In 1997, after years of battling City Hall over the quality of service the city offers low-income people with AIDS, advocates won the passage of local law 49, which spelled out the city’s responsibilities on services ranging from housing to treatment. Since then, clients say services have improved.
Meanwhile, Bloomberg took office and his staff quickly made the effort to work with the city’s AIDS community on a range of policy issues. “At first, we were able to meet with [Deputy Mayor] Dennis Walcott and other people in the administration,” said New York AIDS Coalition Executive Director Joe Pressley. “We felt like we were seeing the light finally,” after years of fighting with Guiliani.
Then in March, Bloomberg made his first major speech on AIDS policy, and everything changed. While he gave his support for needle exchange programs and vowed to arm his new AIDS czar with whatever tools he needed, almost in passing he mentioned that he wanted the celebrated law 49 rewritten. While he never offered details on the plan, administration officials have since held that the changes would both save the city money and allow for more creativity in providing services.

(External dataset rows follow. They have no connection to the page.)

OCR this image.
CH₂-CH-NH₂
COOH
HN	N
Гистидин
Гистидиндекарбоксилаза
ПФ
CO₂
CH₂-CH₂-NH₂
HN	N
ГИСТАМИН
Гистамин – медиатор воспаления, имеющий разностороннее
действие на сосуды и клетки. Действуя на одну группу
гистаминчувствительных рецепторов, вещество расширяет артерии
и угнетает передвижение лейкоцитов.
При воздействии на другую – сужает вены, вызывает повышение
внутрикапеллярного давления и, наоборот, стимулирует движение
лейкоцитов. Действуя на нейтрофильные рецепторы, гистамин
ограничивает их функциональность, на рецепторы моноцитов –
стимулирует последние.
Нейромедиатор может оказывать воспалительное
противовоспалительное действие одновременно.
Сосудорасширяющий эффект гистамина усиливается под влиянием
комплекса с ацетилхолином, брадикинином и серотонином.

AIDS advocates saw that as the farthest thing from the truth, though. “While the administration never made their plans entirely clear, it was evident that the proposed changes would have been devastating,” wrote Council Health Committee Chair Christine Quinn in a letter announcing last week’s deal. “This proposal would have diminished the city’s legal responsibility to providing services.”
Of course, the mayor still has policy proposals on the table about which he will have to battle members of the AIDS community. As part of his plan to streamline the city’s social services, Bloomberg has called for folding the Mayor’s Office of AIDS Policy into the health department. For years, the Office of AIDS Policy has worked with a community planning council to oversee how various agencies spend federal AIDS funds. Washington mandates the city create a mechanism to play that role, but it does not demand it be part of the mayor’s office.
Handing that oversight role to the health department, argued Quinn at a recent budget hearing, would both leave the health department unmonitored and diminish the office’s authority over other agencies-and this at a time when the city has run into AIDS money problems. The feds cut New York City’s AIDS funding by $14 million this year, a result of the Office of AIDS Policy’s shoddy application, according to a Health Resources and Services Administration rep.
The health department says it can do a better job, but Quinn and others remain skeptical. “Something being in the mayor’s office has an elevated position,” she said. “It gives it a stamp of significance.”